3. Grupo # 3: TURISTAS:
neste grupo coabitam diversos perfis, desde grupos organizados a turistas individuais com motivações e dinâmicas próprias.
Apesar da sua circulação poder coincidir com os momentos de maior pressão do grupo #1, os grupos de turismo tendem a colocar maior pressão de circulação numa fase matinal posterior à do grupo #1.
Algumas vias poderiam ficar excluídas a algum tipo de veículos de turismo e outras ficarem dedicadas em exclusivo para os mesmos, podendo coexistir, em vias distintas, interesses e motivações de circulação díspares;
Outro aspeto prende-se com o estacionamento. Tendo o mesmo sido já objeto de um salutar reforço do controlo, descorou-se um detalhe fundamental: os locais de paragem para carga e descarga são escassos. Seria premente reforçá-los, e assegurar a sua regular cadência na cidade para permitir as atividades de logística e a entrada e saída de passageiros e bagagens. Evitar-se-iam, assim, as paragens em segunda fila, ou mesmo a interrupção de vias estreitas.
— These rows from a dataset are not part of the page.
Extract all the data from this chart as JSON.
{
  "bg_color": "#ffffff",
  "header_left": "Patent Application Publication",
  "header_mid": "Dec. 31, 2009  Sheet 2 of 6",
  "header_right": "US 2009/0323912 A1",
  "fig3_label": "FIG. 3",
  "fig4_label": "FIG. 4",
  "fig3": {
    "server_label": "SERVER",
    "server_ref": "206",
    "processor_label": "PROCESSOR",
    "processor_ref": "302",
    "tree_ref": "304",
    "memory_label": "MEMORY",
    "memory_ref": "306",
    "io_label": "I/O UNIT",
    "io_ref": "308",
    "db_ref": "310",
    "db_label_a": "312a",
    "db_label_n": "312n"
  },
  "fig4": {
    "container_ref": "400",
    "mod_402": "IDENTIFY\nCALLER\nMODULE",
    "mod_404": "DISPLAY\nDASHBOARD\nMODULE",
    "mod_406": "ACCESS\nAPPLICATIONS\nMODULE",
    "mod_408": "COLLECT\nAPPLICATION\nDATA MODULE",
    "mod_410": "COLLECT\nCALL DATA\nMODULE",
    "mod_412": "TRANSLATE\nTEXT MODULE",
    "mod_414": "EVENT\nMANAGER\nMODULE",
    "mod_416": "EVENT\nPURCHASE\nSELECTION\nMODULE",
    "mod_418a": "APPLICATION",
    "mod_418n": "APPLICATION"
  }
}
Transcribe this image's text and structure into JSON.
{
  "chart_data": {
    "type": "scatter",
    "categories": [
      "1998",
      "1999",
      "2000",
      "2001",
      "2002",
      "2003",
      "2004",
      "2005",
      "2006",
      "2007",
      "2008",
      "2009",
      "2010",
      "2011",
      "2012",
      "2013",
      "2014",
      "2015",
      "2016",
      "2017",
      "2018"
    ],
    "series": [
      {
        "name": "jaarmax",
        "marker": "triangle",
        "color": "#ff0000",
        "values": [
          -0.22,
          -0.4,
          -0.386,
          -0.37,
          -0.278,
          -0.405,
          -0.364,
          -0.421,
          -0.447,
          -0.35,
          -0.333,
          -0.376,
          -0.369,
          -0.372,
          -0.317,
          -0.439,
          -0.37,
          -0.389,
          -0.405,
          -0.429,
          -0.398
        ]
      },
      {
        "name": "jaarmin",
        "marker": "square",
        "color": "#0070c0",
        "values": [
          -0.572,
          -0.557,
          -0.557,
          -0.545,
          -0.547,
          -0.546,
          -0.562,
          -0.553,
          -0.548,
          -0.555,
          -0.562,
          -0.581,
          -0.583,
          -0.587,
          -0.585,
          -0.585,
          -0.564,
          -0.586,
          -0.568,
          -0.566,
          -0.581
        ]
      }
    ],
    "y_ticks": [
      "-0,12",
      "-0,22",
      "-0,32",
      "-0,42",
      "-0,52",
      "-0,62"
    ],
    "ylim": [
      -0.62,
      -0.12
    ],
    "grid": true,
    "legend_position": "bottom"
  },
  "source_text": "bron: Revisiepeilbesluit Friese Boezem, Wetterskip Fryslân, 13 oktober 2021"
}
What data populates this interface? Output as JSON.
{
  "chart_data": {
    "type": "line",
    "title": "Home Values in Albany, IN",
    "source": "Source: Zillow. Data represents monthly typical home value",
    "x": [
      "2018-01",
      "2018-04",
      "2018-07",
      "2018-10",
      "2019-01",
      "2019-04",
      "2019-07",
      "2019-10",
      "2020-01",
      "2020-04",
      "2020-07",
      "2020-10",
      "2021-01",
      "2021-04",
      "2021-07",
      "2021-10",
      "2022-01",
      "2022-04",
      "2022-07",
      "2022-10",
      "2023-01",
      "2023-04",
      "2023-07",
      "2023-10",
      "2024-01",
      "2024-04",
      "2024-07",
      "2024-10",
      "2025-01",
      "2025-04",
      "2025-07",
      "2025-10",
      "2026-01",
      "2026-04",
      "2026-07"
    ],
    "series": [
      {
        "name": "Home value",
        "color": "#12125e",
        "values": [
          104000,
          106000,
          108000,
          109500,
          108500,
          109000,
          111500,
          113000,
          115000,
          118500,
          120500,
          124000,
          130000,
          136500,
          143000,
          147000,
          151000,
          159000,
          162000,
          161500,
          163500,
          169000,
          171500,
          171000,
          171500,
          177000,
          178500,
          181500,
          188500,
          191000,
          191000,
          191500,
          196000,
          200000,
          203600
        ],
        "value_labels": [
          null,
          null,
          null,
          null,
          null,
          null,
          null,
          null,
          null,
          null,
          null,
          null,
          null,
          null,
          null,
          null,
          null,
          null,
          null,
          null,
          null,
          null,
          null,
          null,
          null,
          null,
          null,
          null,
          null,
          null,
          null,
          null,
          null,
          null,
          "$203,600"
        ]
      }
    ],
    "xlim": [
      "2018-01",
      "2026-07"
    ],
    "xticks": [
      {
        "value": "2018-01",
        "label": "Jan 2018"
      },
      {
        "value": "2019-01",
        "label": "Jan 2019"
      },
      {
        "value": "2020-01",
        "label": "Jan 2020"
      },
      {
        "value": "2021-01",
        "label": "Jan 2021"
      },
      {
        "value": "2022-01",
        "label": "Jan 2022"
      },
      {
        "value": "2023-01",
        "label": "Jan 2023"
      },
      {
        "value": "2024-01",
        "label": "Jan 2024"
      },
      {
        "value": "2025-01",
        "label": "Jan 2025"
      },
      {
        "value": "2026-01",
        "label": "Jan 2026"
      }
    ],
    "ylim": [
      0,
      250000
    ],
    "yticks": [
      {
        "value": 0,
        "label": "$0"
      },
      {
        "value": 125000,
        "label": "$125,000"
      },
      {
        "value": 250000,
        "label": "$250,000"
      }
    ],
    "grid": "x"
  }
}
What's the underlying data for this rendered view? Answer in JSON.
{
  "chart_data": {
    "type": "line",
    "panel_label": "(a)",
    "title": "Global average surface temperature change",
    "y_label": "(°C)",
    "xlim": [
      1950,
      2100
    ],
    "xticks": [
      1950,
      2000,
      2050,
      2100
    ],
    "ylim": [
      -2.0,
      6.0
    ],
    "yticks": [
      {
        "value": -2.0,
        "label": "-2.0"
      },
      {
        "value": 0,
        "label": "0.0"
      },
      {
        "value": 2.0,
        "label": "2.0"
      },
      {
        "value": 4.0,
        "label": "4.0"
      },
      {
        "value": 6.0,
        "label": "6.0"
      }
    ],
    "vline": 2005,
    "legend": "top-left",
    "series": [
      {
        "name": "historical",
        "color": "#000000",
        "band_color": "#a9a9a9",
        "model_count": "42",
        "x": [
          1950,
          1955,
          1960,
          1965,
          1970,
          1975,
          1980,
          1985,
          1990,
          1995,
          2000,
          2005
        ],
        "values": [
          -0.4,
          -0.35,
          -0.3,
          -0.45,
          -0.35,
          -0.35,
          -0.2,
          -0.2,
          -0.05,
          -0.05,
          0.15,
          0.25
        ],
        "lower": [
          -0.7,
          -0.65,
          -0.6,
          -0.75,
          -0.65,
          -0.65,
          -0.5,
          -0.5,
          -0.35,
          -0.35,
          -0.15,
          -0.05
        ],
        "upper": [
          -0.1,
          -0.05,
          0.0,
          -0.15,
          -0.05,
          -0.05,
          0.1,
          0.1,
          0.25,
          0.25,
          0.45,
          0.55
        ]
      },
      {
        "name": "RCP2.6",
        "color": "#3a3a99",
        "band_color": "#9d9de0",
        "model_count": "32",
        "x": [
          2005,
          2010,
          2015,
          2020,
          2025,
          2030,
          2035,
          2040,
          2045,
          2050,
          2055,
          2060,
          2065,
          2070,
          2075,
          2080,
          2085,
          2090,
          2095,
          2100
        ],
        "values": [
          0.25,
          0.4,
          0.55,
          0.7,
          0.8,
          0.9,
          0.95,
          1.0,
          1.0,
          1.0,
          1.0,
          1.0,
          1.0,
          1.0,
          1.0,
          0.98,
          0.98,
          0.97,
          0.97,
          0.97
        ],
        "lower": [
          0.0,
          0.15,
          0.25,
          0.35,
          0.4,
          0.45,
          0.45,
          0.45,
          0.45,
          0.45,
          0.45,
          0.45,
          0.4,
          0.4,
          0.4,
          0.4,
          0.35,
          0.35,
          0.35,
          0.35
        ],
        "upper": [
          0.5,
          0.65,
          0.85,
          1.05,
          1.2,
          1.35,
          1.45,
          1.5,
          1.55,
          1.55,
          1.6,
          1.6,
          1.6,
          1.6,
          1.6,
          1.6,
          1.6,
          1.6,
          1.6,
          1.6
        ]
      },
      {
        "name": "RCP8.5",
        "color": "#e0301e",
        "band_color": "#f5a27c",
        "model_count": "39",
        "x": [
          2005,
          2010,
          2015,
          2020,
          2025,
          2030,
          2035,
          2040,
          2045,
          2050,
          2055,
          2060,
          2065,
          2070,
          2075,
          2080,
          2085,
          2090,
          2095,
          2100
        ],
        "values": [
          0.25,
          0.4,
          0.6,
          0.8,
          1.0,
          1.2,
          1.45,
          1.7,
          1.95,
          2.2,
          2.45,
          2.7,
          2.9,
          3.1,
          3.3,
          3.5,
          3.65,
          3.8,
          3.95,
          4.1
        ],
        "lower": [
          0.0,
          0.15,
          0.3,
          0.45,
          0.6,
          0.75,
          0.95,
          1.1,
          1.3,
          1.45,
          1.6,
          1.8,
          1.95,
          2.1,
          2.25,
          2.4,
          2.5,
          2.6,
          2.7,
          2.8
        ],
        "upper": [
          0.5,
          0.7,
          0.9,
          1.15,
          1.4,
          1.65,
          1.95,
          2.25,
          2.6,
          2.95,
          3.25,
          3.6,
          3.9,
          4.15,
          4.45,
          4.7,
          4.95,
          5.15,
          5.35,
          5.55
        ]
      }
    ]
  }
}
Os locais seriam exclusivos para o efeito e a má utilização deveria ser altamente punida.
Poder-se-ia ainda abordar outras questões com impacto no tráfego e circulação na cidade, nomeadamente a grande concentração de alojamento local em zonas específicas da cidade, entre outras. Não se tratando de um trabalho académico, a presente crónica tem como objetivo promover uma reflexão ativa que vise melhorar o turismo em Portugal, o dia-a-dia das populações e dos negócios.